**PRADANAMEDIA/ JAKARTA – Dugaan maraknya perputaran uang haram melalui jalur Direktorat Jenderal Bea dan Cukai kembali menjadi sorotan tajam. Mantan Kepala Pusat Pelaporan dan Analisis Transaksi Keuangan (PPATK), Yunus Husein, mengungkapkan kekhawatirannya bahwa praktik semacam ini bukan lagi perkara oknum semata, melainkan mencerminkan kerapuhan sistemik dalam pengawasan dan penegakan hukum.
“Uang haram yang diduga mengalir lewat Bea Cukai sangat banyak, dari korupsi saja sudah luar biasa banyak,” ujar Yunus dalam wawancara yang dikutip dari Podcast Gaspol! Media Kompas.com, Minggu (8/6).

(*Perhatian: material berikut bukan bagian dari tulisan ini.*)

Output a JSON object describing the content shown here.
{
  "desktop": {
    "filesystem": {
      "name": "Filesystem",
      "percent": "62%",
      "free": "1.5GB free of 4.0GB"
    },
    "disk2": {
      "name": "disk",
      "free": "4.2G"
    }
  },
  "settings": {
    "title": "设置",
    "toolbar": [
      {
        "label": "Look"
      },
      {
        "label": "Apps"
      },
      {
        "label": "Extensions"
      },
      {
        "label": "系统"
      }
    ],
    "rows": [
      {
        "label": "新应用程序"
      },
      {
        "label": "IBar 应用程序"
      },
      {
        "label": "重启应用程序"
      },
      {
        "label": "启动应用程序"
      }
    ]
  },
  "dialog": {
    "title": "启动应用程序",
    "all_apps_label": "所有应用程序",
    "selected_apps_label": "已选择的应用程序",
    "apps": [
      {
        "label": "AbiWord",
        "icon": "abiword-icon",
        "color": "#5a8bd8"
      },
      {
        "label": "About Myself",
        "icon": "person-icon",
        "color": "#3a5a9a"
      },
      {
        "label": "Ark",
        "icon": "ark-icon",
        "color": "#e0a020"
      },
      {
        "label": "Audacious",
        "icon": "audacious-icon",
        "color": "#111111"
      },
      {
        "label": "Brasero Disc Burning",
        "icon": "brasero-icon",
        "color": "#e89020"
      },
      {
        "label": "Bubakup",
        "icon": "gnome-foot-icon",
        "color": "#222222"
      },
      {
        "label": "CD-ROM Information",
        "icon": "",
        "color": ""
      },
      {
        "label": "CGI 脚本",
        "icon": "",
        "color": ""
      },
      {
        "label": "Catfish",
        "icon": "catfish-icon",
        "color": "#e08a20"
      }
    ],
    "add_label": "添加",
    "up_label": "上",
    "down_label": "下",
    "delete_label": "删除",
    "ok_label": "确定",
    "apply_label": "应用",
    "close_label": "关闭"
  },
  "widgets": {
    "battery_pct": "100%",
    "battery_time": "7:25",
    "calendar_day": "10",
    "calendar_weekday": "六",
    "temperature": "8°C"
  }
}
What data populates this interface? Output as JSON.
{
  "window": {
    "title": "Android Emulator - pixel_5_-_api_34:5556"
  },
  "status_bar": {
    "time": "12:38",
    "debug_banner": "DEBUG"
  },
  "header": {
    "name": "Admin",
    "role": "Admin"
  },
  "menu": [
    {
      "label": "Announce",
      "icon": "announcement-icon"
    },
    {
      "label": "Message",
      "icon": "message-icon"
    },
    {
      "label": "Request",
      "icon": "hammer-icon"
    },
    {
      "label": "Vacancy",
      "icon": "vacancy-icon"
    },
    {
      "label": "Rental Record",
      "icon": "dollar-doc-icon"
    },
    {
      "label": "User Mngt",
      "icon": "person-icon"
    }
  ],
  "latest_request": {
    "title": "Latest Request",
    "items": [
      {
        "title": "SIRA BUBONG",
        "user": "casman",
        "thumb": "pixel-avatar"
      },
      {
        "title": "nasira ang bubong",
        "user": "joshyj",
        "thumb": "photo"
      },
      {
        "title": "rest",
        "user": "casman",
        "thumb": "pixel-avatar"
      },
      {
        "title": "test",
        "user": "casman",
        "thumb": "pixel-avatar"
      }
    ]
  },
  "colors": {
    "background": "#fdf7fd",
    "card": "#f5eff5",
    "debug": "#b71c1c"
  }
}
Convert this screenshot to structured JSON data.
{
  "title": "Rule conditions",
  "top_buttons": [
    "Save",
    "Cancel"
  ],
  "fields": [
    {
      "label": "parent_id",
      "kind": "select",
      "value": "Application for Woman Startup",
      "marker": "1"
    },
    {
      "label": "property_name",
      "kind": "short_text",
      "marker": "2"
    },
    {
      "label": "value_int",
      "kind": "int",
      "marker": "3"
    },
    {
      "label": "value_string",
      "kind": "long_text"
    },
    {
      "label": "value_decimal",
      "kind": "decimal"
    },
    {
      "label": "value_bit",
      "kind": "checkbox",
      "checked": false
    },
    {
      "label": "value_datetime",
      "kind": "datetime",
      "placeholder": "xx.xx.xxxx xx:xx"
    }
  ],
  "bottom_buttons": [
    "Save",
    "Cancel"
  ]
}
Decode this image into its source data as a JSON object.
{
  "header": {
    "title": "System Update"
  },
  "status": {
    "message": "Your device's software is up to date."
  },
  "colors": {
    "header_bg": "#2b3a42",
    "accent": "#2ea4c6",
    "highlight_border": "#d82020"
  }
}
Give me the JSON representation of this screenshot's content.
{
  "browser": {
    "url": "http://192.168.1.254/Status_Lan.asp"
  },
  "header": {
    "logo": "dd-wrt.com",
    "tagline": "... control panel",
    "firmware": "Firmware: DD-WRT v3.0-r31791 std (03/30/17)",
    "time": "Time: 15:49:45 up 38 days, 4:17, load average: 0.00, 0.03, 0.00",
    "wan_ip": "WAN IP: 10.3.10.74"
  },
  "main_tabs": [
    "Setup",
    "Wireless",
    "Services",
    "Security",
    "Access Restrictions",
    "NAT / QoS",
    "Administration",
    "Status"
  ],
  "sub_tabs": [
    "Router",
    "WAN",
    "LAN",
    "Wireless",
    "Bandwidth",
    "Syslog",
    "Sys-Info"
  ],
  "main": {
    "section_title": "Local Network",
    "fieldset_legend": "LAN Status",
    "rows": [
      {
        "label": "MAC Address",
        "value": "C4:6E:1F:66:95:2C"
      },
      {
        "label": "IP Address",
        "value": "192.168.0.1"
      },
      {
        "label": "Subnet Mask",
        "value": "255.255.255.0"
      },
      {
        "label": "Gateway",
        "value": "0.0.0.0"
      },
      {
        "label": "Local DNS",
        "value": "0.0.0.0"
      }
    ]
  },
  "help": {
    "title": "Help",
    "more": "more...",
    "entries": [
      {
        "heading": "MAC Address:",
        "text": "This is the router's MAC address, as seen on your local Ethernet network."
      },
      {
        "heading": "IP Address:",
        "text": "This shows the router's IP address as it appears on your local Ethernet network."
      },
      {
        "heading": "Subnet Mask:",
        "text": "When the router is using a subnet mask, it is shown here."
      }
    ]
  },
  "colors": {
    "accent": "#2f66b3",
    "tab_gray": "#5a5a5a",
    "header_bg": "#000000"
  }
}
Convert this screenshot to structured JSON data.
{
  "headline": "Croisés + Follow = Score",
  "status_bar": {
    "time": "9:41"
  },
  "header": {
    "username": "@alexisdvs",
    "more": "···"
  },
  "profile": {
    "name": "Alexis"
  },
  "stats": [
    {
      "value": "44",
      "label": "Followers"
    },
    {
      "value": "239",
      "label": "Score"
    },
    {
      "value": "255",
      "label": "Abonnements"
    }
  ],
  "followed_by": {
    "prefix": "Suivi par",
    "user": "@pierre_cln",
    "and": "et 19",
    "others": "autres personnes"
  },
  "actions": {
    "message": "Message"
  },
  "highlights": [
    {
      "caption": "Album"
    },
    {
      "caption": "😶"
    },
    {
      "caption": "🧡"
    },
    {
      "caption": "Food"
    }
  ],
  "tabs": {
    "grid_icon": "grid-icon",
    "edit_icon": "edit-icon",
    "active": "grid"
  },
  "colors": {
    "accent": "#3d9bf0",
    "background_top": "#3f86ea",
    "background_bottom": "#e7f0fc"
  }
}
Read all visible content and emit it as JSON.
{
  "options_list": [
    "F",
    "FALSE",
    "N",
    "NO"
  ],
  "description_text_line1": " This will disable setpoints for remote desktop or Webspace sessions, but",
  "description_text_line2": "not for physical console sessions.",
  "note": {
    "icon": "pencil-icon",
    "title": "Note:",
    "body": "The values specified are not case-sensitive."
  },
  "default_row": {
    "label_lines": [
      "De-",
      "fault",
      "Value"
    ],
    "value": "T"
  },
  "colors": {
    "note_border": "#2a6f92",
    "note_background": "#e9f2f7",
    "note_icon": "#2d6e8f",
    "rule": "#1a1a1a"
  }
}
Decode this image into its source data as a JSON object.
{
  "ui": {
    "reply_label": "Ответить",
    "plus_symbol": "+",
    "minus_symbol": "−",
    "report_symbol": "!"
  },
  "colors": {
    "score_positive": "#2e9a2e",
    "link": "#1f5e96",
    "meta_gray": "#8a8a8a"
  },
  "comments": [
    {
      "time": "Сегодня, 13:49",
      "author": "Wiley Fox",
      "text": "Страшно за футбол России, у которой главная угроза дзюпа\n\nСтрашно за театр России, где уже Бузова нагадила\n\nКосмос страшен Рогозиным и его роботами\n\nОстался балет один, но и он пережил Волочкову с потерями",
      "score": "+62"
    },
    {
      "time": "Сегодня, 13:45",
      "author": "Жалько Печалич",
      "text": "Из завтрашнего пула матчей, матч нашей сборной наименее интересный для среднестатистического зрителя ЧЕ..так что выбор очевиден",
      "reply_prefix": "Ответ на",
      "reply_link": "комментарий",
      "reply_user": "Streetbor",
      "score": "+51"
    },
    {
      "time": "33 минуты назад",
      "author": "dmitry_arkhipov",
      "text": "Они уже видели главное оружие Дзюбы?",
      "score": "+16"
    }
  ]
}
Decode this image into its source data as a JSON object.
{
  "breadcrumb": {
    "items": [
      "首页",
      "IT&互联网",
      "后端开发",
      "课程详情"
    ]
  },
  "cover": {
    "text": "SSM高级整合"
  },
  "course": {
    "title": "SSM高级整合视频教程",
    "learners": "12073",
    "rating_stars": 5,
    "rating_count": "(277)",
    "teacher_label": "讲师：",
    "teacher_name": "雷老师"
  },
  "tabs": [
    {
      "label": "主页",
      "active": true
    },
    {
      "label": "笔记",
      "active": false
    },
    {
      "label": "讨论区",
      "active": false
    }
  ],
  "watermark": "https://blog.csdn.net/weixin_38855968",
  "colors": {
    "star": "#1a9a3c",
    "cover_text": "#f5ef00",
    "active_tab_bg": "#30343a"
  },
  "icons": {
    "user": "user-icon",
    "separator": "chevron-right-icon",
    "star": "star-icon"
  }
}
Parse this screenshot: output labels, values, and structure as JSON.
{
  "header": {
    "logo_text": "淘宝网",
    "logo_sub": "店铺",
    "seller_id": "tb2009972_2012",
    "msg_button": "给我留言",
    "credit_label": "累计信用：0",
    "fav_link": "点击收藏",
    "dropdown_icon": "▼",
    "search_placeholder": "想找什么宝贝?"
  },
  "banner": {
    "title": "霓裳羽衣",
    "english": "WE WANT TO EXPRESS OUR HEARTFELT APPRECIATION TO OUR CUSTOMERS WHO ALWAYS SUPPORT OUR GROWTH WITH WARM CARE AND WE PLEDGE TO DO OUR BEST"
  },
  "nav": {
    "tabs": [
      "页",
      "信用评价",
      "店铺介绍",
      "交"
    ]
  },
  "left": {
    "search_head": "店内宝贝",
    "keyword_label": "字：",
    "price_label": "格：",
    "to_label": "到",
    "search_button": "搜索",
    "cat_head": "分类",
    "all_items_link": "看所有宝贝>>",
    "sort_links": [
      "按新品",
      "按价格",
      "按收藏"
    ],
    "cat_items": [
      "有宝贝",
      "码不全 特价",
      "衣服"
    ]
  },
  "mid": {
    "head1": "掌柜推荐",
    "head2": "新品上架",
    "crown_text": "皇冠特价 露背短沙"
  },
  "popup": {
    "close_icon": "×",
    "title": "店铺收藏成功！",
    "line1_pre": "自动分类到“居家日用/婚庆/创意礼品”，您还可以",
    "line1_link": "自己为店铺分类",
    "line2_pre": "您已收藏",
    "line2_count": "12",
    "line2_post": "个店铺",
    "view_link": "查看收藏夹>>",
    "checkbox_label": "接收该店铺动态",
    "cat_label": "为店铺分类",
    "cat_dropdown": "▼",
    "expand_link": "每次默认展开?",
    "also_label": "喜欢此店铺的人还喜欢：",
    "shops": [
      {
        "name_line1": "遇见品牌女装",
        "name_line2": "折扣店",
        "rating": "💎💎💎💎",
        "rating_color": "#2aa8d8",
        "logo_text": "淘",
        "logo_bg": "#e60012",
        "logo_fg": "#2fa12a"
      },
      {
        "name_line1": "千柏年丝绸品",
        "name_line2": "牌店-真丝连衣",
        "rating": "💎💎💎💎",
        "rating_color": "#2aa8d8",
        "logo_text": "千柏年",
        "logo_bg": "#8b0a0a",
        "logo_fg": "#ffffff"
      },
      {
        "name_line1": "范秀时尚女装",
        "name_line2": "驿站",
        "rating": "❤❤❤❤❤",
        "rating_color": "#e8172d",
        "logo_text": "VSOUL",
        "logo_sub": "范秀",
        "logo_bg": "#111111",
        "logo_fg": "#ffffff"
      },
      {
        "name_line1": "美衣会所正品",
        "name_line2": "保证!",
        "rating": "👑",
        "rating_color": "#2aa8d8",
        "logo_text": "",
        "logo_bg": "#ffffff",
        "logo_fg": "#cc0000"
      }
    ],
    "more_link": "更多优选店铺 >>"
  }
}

Menurutnya, menuding “oknum” sebagai biang kerok tak lagi relevan karena jumlah pelaku yang terlibat sudah melebihi batas yang bisa dikategorikan sebagai kasus individual.
“Kalau cuma satu-dua orang, bisa disebut oknum. Tapi ini terlalu banyak. Kalau terlalu banyak, artinya ada yang salah dengan sistemnya,” tegas Yunus.
Pengawasan Lemah, Batas Halal dan Haram Kian Kabur
Yunus menyoroti lemahnya kontrol di level atas yang menyebabkan batas antara uang halal dan haram menjadi semakin kabur. Ia menyebut sistem pengawasan yang lemah dan penegakan hukum yang tidak tegas telah membuka ruang luas bagi praktik-praktik ilegal berkembang tanpa hambatan berarti.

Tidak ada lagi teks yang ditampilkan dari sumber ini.